Atualmente, Clinton volta sua atenção para a divulgação de sua mais nova obra, “Longevity Nation: the people, ideas, and trends changing the second half of our lives” (Nação Longevidade: as pessoas, ideias e tendências que estão mudando a segunda metade de nossas vidas). O livro explora como a longevidade vem transformando não só o modo como indivíduos encaram o envelhecimento, mas também as tendências sociais e culturais associadas a esse período da vida. Ele destaca histórias inspiradoras, avanços científicos e mudanças comportamentais que estão redefinindo o envelhecimento na sociedade contemporânea.
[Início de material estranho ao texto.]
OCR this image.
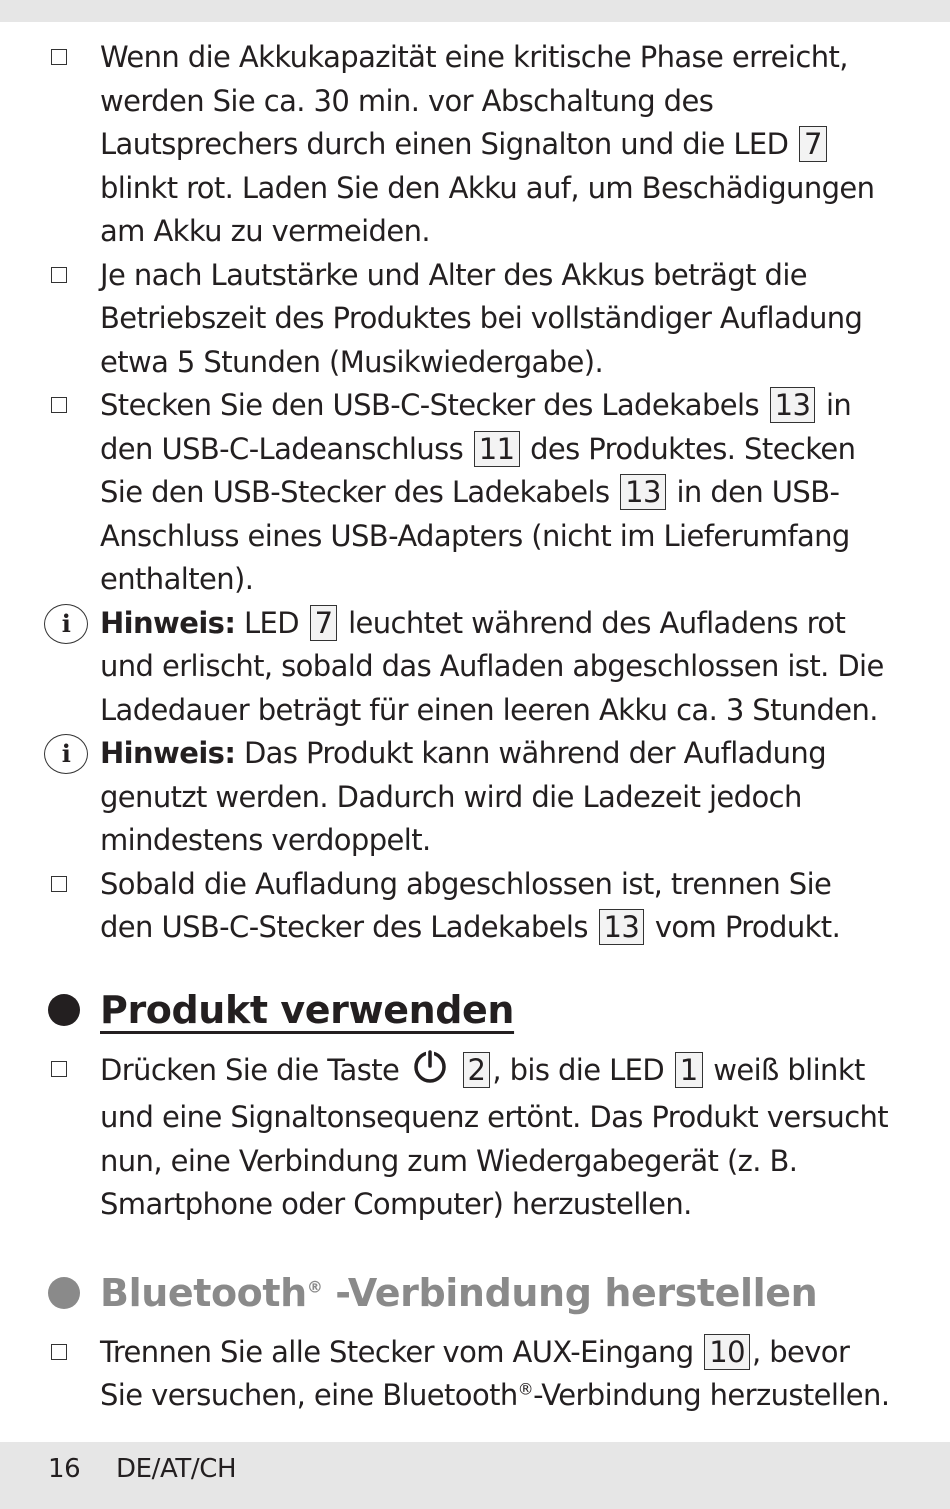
Wenn die Akkukapazität eine kritische Phase erreicht, werden Sie ca. 30 min. vor Abschaltung des Lautsprechers durch einen Signalton und die LED 7 blinkt rot. Laden Sie den Akku auf, um Beschädigungen am Akku zu vermeiden.
Je nach Lautstärke und Alter des Akkus beträgt die Betriebszeit des Produktes bei vollständiger Aufladung etwa 5 Stunden (Musikwiedergabe).
Stecken Sie den USB-C-Stecker des Ladekabels 13 in den USB-C-Ladeanschluss 11 des Produktes. Stecken Sie den USB-Stecker des Ladekabels 13 in den USB-Anschluss eines USB-Adapters (nicht im Lieferumfang enthalten).
i	Hinweis: LED 7 leuchtet während des Aufladens rot und erlischt, sobald das Aufladen abgeschlossen ist. Die Ladedauer beträgt für einen leeren Akku ca. 3 Stunden.
i	Hinweis: Das Produkt kann während der Aufladung genutzt werden. Dadurch wird die Ladezeit jedoch mindestens verdoppelt.
Sobald die Aufladung abgeschlossen ist, trennen Sie den USB-C-Stecker des Ladekabels 13 vom Produkt.
Produkt verwenden
Drücken Sie die Taste 2 , bis die LED 1 weiß blinkt und eine Signaltonsequenz ertönt. Das Produkt versucht nun, eine Verbindung zum Wiedergabegerät (z. B. Smartphone oder Computer) herzustellen.
Bluetooth® -Verbindung herstellen
Trennen Sie alle Stecker vom AUX-Eingang 10 , bevor Sie versuchen, eine Bluetooth®-Verbindung herzustellen.
16 DE/AT/CH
Com um olhar otimista sobre o futuro, Michael Clinton defende que a segunda metade da vida pode ser marcada por realizações e descobertas, desde que as pessoas estejam abertas a novas experiências e a uma constante reinvenção. Para ele, o envelhecimento não deve ser visto como um limite, mas como uma nova etapa repleta de possibilidades e oportunidades para crescimento pessoal e coletivo.